Nora stared at her with wide eyes and an open mouth.
“You’re an idiot.”
“I’m an idiot.”
“A colossal idiot.”
“Huge.”
Amanda’s throat constricted, but she laughed in spite of it.
“Worms, you say.”
“Probably a hundred thousand of ‘em, yeah.”
“I thought…”
“You thought it was a monster, and that it was controlling Walt’s mind! ”
Nora wiggled her fingers at Amanda and whistled the theme from The Twilight Zone. Amanda slapped at her.
“Oh, goddamnit,” she croaked.
Nora smiled sweetly at her and stood up from the table.
“I’m going to go get another round. You can figure out how to fix this while I’m gone, all right?”
“Just no more Fuck Face for me.”
“Two Gorilla Farts, coming up!” cried Nora as she marched back into the bar.
Amanda shook her head and crushed her half-smoked cigarette in the tray. Worms, she thought ruefully. What have I done?

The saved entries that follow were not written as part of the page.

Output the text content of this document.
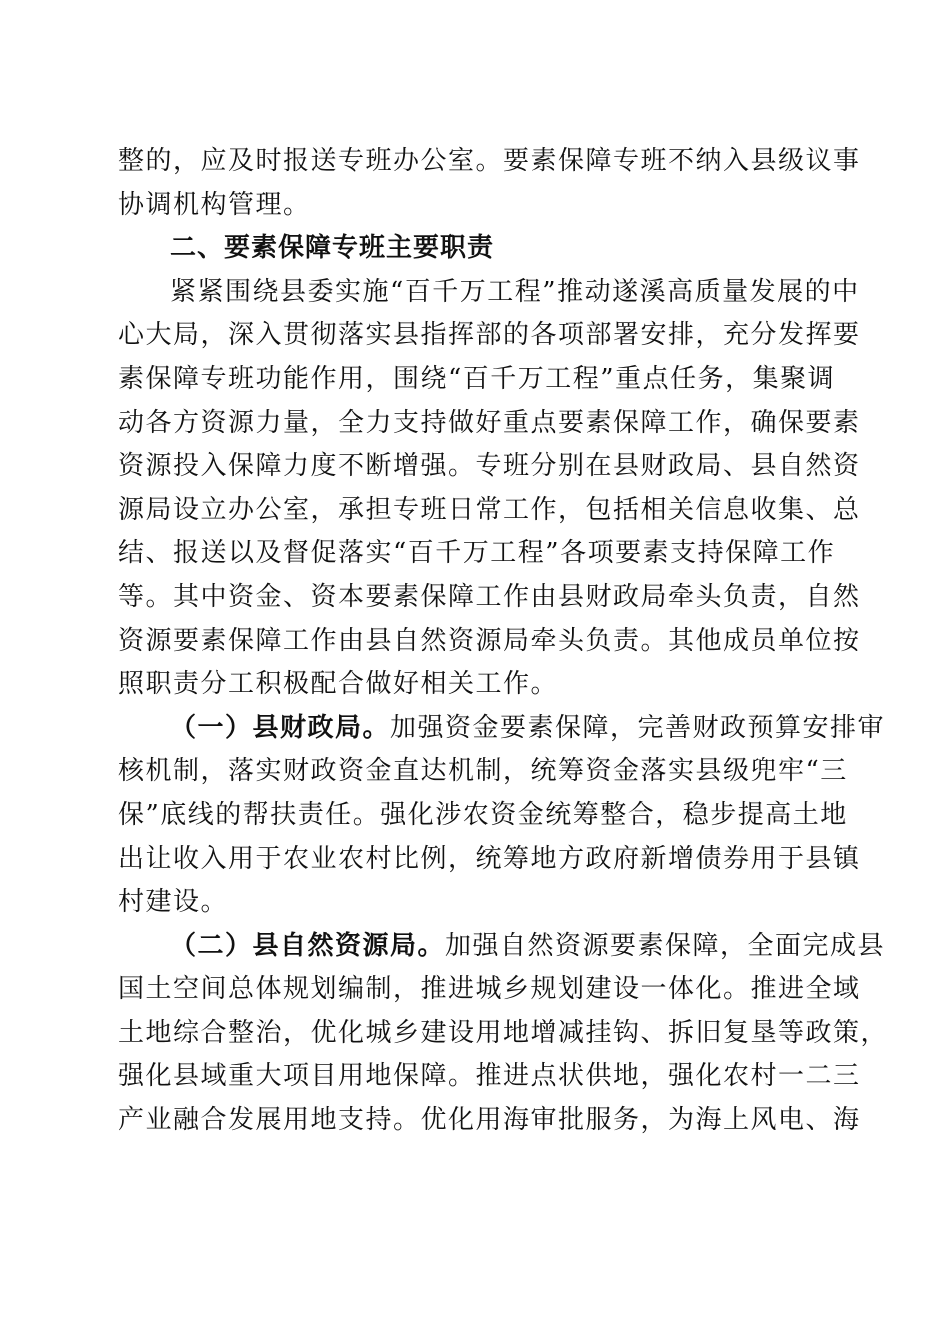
整的，应及时报送专班办公室。要素保障专班不纳入县级议事
协调机构管理。
二、要素保障专班主要职责
紧紧围绕县委实施“百千万工程”推动遂溪高质量发展的中
心大局，深入贯彻落实县指挥部的各项部署安排，充分发挥要
素保障专班功能作用，围绕“百千万工程”重点任务，集聚调
动各方资源力量，全力支持做好重点要素保障工作，确保要素
资源投入保障力度不断增强。专班分别在县财政局、县自然资
源局设立办公室，承担专班日常工作，包括相关信息收集、总
结、报送以及督促落实“百千万工程”各项要素支持保障工作
等。其中资金、资本要素保障工作由县财政局牵头负责，自然
资源要素保障工作由县自然资源局牵头负责。其他成员单位按
照职责分工积极配合做好相关工作。
（一）县财政局。加强资金要素保障，完善财政预算安排审
核机制，落实财政资金直达机制，统筹资金落实县级兜牢“三
保”底线的帮扶责任。强化涉农资金统筹整合，稳步提高土地
出让收入用于农业农村比例，统筹地方政府新增债券用于县镇
村建设。
（二）县自然资源局。加强自然资源要素保障，全面完成县
国土空间总体规划编制，推进城乡规划建设一体化。推进全域
土地综合整治，优化城乡建设用地增减挂钩、拆旧复垦等政策，
强化县域重大项目用地保障。推进点状供地，强化农村一二三
产业融合发展用地支持。优化用海审批服务，为海上风电、海
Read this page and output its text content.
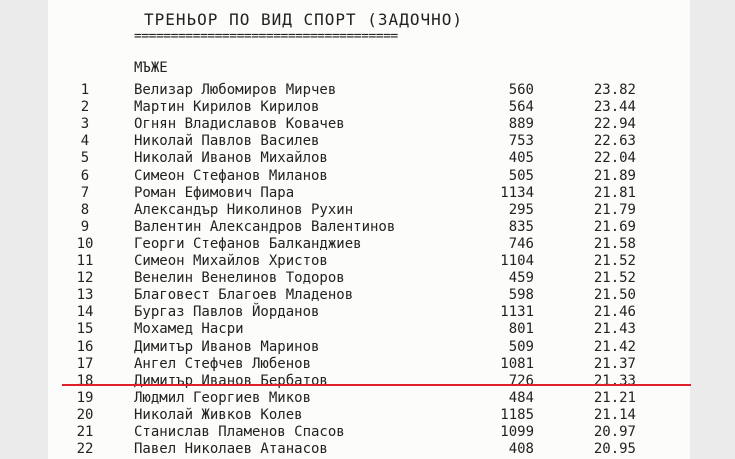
ТРЕНЬОР ПО ВИД СПОРТ (ЗАДОЧНО)
====================================
МЪЖЕ
1	Велизар Любомиров Мирчев	560	23.82
2	Мартин Кирилов Кирилов	564	23.44
3	Огнян Владиславов Ковачев	889	22.94
4	Николай Павлов Василев	753	22.63
5	Николай Иванов Михайлов	405	22.04
6	Симеон Стефанов Миланов	505	21.89
7	Роман Ефимович Пара	1134	21.81
8	Александър Николинов Рухин	295	21.79
9	Валентин Александров Валентинов	835	21.69
10	Георги Стефанов Балканджиев	746	21.58
11	Симеон Михайлов Христов	1104	21.52
12	Венелин Венелинов Тодоров	459	21.52
13	Благовест Благоев Младенов	598	21.50
14	Бургаз Павлов Йорданов	1131	21.46
15	Мохамед Насри	801	21.43
16	Димитър Иванов Маринов	509	21.42
17	Ангел Стефчев Любенов	1081	21.37
18	Димитър Иванов Бербатов	726	21.33
19	Людмил Георгиев Миков	484	21.21
20	Николай Живков Колев	1185	21.14
21	Станислав Пламенов Спасов	1099	20.97
22	Павел Николаев Атанасов	408	20.95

For the time being, she had forgotten what Walt said about the rats.
***
The face was vaguely human, but not quite. Humanoid. It had eyes, part of a nose—a bony septum, at least. There was a mouth full of teeth that looked longer, closer together. And, of course, the tiny, stubby fingers that perpetually wiggled at the ends of its nascent arms. All of it still dripping, ever dripping, from its blood red surface.
The mouth had been rhythmically opening and closing for some time now. Initially, Walt assumed it was conveying its insatiable appetite, a fact for which he needed no reminding. Taken from another perspective, however, it also looked as though the creature was trying to speak. If he were a lip-reader, Walt might have determined the thing was attempting to say ba, ba, ba.